Our very first instinct says, “It has got to be a network problem,” to which the customer says, “Our network consultant says the network has been checked out and it’s fine.” OK, so where do we go from here? (Oh, and by the way, there are no errors populating in the event logs or anywhere else)
Our next question is, “Is it possible that the power to the MMU is being turned off when shutting down on Friday night?” to which their answer is, “No way, we only cut power to the machines and equipment in the production area.” This sort of troubleshooting goes on for quite some time, back and forth between the problem being the hardware, no it has to be software, no it’s the network!
We send our client a new MMU, we send them a new computer to run RTServer on, we even connect and monitor when they start the machines to see if there are any clues. I mean we did everything EXCEPT insist they check if the power is being turned off on Friday night.
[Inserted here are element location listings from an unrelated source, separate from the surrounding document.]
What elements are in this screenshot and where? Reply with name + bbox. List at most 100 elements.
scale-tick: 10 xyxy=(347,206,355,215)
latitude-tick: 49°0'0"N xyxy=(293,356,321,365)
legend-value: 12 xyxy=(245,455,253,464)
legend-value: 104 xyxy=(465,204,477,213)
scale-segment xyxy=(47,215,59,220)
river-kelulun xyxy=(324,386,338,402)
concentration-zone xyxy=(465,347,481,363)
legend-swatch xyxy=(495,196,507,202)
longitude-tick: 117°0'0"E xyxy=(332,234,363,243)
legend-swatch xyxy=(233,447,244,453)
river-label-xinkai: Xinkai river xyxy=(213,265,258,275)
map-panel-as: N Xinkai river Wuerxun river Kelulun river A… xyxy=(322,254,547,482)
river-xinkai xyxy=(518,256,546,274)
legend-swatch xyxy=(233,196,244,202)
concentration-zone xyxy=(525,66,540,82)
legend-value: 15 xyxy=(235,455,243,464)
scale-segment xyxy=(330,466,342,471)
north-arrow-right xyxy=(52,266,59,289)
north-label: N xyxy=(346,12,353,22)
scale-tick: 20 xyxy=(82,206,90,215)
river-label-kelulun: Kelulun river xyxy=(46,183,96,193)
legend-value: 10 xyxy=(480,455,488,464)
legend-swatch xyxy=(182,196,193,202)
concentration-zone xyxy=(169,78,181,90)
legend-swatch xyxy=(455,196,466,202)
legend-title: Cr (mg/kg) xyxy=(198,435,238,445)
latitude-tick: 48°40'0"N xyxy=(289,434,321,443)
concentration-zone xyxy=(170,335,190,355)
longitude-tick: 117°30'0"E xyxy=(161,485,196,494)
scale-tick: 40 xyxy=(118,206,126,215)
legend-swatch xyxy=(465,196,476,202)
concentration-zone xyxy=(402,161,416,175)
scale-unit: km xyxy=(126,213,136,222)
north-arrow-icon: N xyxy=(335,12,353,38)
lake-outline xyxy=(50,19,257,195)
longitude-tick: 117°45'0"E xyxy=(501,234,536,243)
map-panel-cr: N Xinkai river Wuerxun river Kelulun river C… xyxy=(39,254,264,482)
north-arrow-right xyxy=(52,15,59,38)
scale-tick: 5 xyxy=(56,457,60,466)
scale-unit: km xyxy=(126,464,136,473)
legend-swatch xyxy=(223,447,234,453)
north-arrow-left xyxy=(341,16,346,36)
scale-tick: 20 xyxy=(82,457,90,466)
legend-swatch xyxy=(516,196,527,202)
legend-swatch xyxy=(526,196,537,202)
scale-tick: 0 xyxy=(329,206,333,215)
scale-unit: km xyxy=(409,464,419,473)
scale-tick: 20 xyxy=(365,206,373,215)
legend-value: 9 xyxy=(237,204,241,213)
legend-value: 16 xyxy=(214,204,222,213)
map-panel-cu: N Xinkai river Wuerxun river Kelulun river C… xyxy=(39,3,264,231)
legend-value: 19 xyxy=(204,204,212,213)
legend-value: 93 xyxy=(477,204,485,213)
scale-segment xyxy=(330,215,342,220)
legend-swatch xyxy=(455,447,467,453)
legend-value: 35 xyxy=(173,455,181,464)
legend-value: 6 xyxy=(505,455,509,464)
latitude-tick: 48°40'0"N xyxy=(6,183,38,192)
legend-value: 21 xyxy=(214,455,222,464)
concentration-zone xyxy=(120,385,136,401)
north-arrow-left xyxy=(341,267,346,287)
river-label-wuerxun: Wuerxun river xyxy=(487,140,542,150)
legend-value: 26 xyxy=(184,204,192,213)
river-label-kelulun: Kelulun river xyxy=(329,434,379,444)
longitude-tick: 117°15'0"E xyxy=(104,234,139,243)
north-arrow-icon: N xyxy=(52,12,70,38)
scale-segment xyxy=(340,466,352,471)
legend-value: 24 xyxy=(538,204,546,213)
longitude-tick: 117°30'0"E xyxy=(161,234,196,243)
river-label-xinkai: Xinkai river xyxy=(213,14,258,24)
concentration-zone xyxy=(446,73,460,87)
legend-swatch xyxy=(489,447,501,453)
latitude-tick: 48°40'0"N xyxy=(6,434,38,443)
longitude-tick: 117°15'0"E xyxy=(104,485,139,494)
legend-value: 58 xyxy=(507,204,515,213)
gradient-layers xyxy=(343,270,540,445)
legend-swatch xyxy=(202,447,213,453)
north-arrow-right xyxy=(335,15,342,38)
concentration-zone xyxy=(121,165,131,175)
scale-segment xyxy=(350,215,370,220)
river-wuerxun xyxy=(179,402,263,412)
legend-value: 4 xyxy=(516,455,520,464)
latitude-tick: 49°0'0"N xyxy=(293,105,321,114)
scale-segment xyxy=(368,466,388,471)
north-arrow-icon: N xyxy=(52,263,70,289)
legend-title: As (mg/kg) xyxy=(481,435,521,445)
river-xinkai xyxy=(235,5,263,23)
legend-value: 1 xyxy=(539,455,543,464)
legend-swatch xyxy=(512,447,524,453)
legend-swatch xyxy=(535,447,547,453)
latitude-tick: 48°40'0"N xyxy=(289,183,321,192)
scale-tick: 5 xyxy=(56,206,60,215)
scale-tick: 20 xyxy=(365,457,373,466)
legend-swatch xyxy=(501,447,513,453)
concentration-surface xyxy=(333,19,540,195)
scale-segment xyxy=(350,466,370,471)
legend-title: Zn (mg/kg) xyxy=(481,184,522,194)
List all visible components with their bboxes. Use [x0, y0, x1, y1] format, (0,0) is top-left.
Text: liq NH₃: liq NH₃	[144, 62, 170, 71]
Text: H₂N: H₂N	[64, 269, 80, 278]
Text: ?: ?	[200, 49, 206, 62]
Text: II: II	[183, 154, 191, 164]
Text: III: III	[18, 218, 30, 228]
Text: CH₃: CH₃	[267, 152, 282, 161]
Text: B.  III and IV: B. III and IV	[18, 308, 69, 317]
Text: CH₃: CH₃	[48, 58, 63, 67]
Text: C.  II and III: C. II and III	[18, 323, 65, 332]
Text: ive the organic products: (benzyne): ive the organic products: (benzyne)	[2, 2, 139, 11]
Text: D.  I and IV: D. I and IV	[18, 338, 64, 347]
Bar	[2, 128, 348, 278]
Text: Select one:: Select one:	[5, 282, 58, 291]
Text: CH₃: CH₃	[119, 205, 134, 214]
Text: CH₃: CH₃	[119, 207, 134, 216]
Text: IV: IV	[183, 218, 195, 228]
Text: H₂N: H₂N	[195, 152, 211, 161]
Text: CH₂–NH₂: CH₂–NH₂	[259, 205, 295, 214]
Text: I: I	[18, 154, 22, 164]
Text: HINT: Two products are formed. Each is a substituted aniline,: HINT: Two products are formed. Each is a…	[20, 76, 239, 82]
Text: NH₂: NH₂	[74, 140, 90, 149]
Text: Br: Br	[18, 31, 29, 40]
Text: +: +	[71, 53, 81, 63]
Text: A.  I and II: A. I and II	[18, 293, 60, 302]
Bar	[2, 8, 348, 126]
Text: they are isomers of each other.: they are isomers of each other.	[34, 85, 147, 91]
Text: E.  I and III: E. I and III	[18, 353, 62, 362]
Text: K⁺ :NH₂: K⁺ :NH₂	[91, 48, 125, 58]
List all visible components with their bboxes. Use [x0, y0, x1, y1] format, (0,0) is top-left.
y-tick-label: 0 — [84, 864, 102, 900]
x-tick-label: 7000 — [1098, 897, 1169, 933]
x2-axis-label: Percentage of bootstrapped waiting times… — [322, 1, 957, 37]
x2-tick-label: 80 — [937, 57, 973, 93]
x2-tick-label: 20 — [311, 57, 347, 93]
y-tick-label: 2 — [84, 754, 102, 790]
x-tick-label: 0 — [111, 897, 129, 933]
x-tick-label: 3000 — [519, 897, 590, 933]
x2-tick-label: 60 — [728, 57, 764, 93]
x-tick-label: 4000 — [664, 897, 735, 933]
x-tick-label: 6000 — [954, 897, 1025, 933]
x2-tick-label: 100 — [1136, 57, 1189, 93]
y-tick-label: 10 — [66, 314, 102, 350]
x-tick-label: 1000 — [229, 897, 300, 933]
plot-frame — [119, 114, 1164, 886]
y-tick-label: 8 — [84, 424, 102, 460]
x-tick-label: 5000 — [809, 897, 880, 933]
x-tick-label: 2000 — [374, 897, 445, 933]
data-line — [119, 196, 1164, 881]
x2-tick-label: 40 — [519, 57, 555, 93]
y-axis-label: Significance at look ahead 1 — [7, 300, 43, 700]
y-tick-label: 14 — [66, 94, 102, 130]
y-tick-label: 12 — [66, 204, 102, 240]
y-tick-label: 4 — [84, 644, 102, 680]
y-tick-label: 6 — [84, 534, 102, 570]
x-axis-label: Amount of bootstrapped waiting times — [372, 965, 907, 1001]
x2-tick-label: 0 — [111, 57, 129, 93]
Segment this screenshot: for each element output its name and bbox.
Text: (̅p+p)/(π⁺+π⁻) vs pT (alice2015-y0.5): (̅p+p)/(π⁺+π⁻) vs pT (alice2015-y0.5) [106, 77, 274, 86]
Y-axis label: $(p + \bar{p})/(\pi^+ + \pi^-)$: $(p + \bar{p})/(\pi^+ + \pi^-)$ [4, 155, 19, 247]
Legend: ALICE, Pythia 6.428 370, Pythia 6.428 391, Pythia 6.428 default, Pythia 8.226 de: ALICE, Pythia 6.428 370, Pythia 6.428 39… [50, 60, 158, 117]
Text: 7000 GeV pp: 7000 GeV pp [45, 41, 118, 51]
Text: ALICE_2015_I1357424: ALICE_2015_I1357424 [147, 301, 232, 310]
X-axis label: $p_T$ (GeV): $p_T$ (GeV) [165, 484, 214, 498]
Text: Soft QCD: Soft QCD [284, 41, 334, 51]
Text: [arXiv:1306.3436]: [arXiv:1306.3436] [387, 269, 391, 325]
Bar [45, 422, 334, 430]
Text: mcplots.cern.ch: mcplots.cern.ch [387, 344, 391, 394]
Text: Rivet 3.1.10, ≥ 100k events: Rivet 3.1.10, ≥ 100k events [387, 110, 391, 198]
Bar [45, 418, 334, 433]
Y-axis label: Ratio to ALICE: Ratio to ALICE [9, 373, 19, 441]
Finally, we ask IT to set up Enco Ping Monitor, which basically monitors activity on the network. From this, we could see the MMU went offline every Friday night at midnight and came back on Monday morning. WOW! I thought we asked if the power is being turned off!
To conclude this story, as the final closing task on Friday night, the last person to close the doors and lock the building would turn off the light switch, which coincidentally controlled the receptacle that the MMU was plugged into. Hours of frustration and time spent troubleshooting on both sides could have been avoided if only the simple answer was first considered. An important lesson learned on the part of our customer. On our end, we made sure our documentation specified that all RTServer and MMU hardware must be connected to a non-switched power source, so that hopefully this problem won’t occur again.
What seemingly complex problems have you encountered that ended up having simple solutions?